Write the equation for a sinusoidal wave propagating in the negative \(x\) -direction with a speed of \(120 . \mathrm{m} / \mathrm{s}\), if a particle in the medium in which the wave is moving is observed to swing back and forth through a \(6.00-\mathrm{cm}\) range in \(4.00 \mathrm{~s}\). Assume that \(t=0\) is taken to be the instant when the particle is at \(y=0\) and that the particle moves in the positive \(y\) -direction immediately after \(t=0\).

Consider a guitar string stretching \(80.0 \mathrm{~cm}\) between its anchored ends. The string is tuned to play middle \(\mathrm{C},\) with a frequency of \(256 \mathrm{~Hz}\), when oscillating in its fundamental mode, that is, with one antinode between the ends. If the string is displaced \(2.00 \mathrm{~mm}\) at its midpoint and released to produce this note, what are the wave speed, \(v\), and the maximum speed, \(V_{\text {max }}\), of the midpoint of the string?

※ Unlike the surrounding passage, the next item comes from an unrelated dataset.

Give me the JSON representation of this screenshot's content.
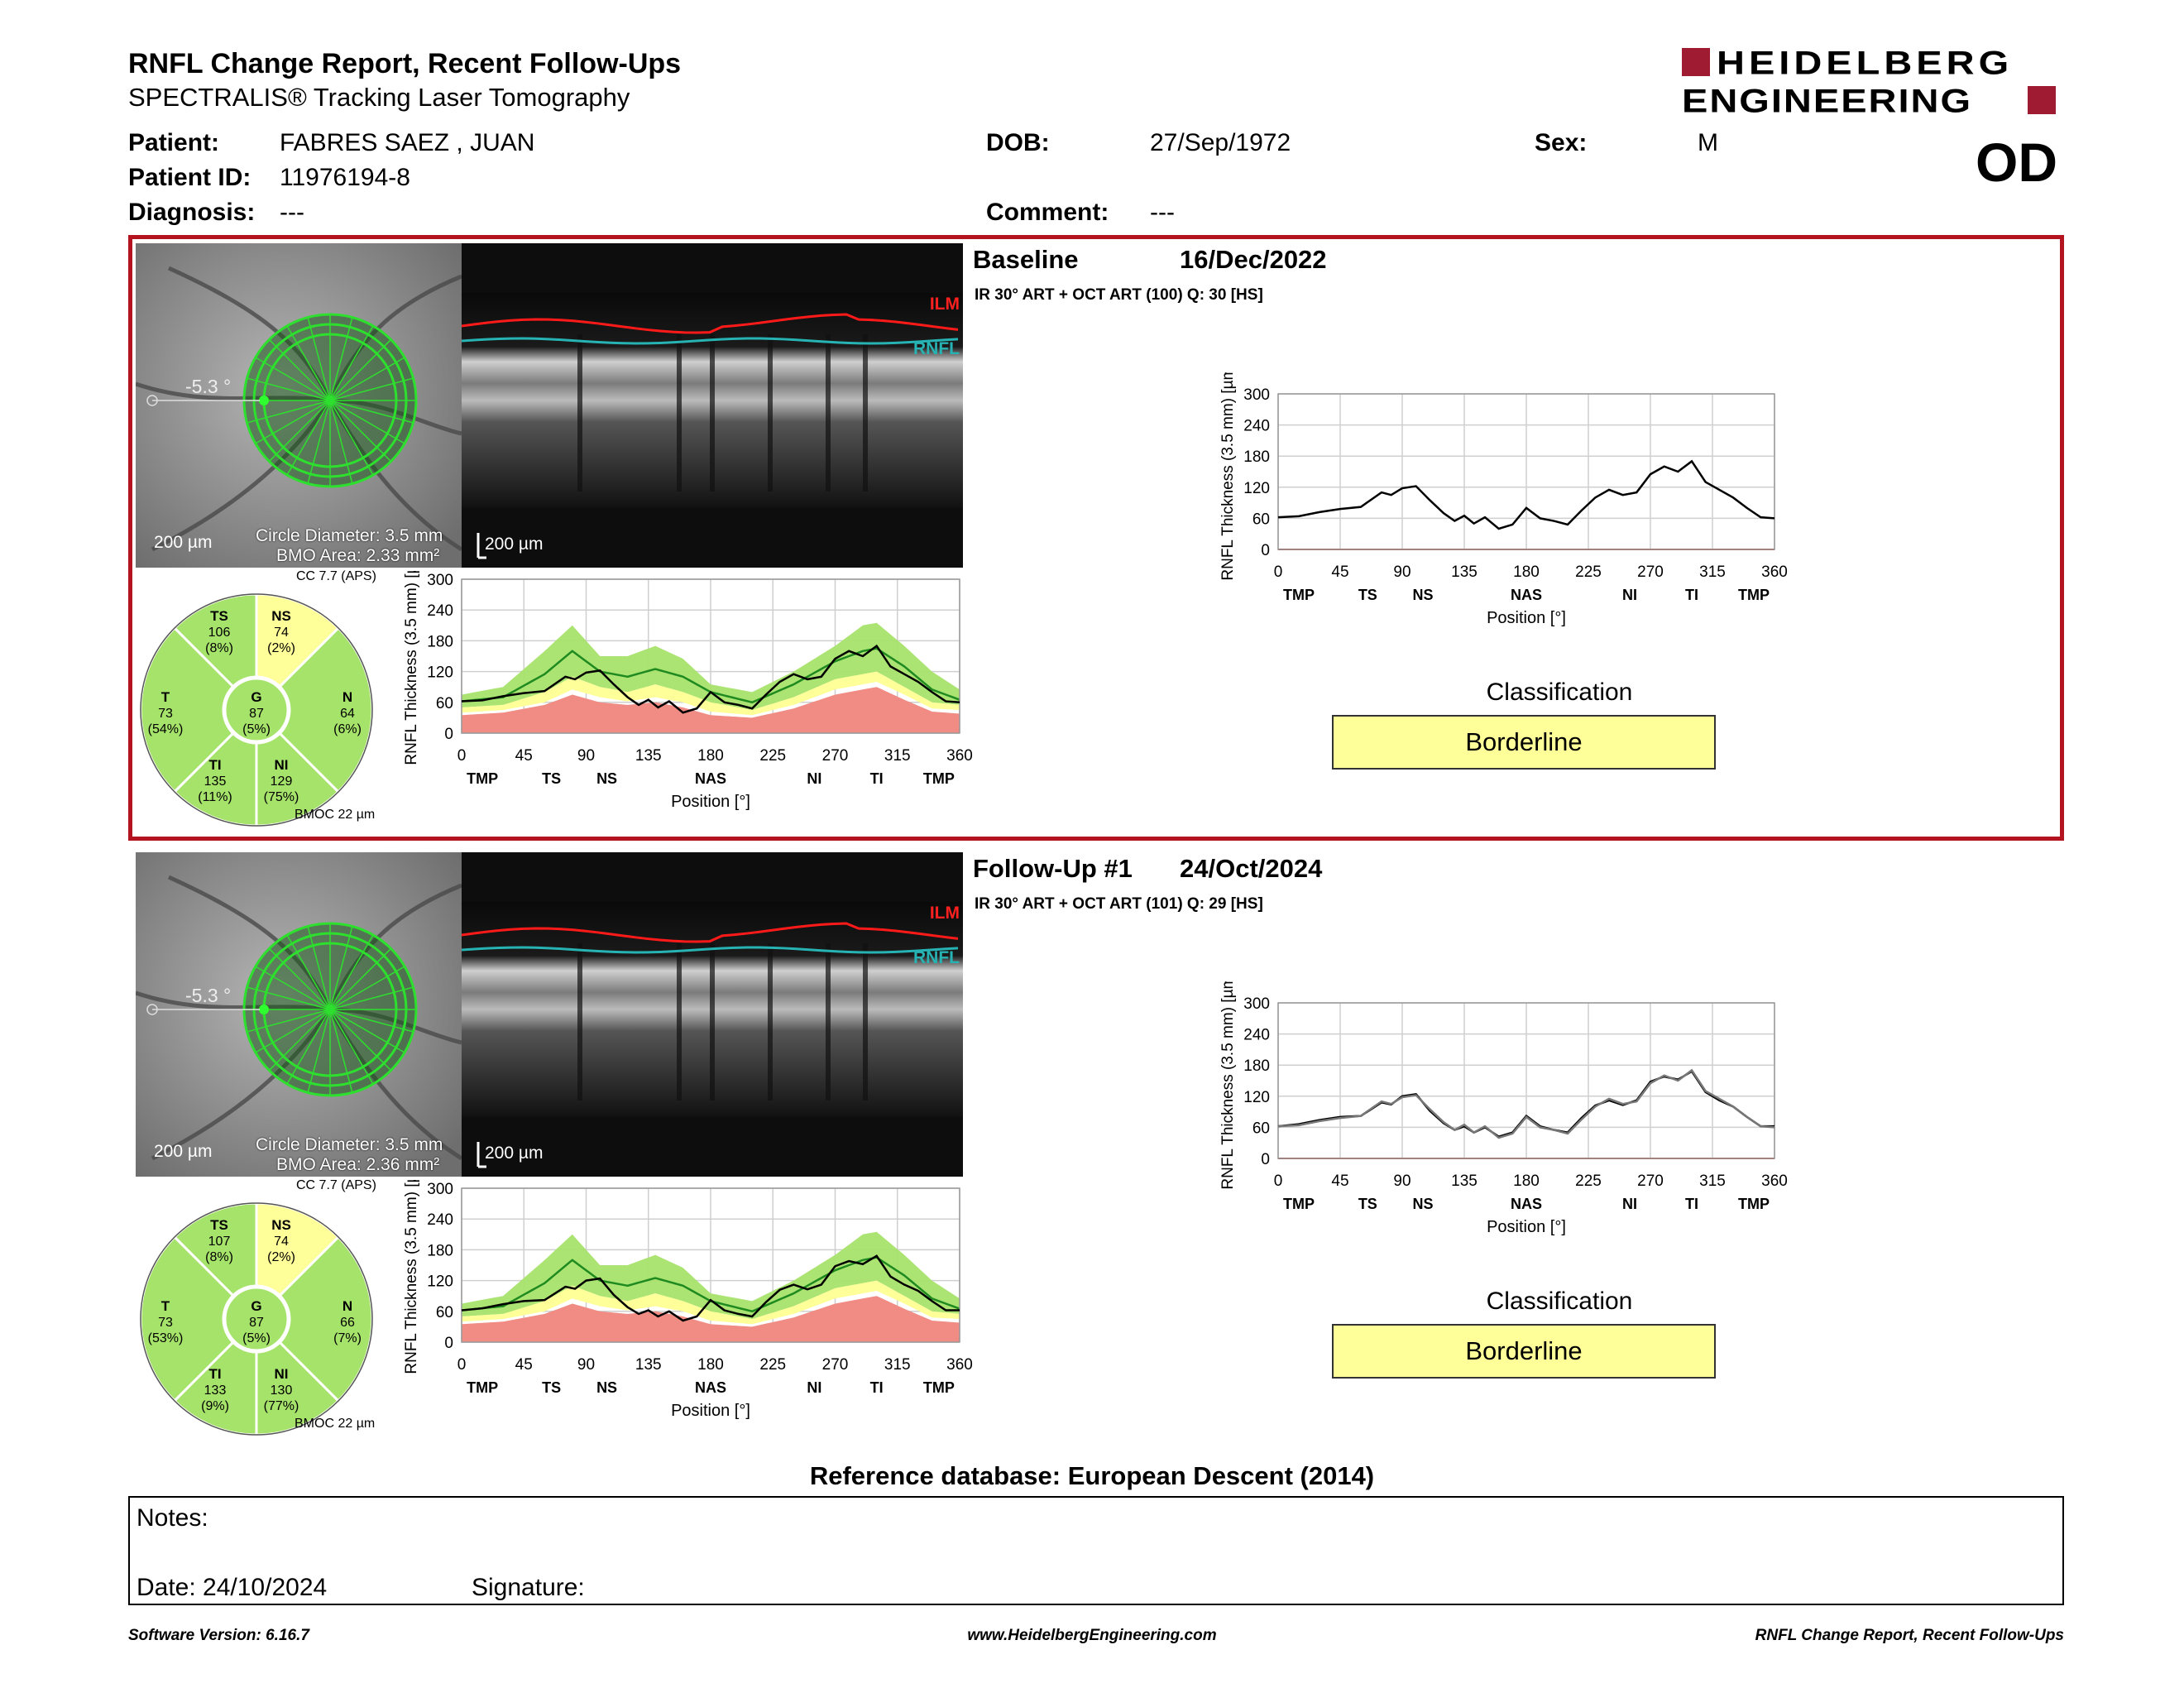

A guitar string with a mass of \(10.0 \mathrm{~g}\) is \(1.00 \mathrm{~m}\) long and attached to the guitar at two points separated by \(65.0 \mathrm{~cm} .\) a) What is the frequency of the first harmonic of this string when it is placed under a tension of \(81.0 \mathrm{~N} ?\) b) If the guitar string is replaced by a heavier one that has a mass of \(16.0 \mathrm{~g}\) and is \(1.00 \mathrm{~m}\) long, what is the frequency of the replacement string's first harmonic?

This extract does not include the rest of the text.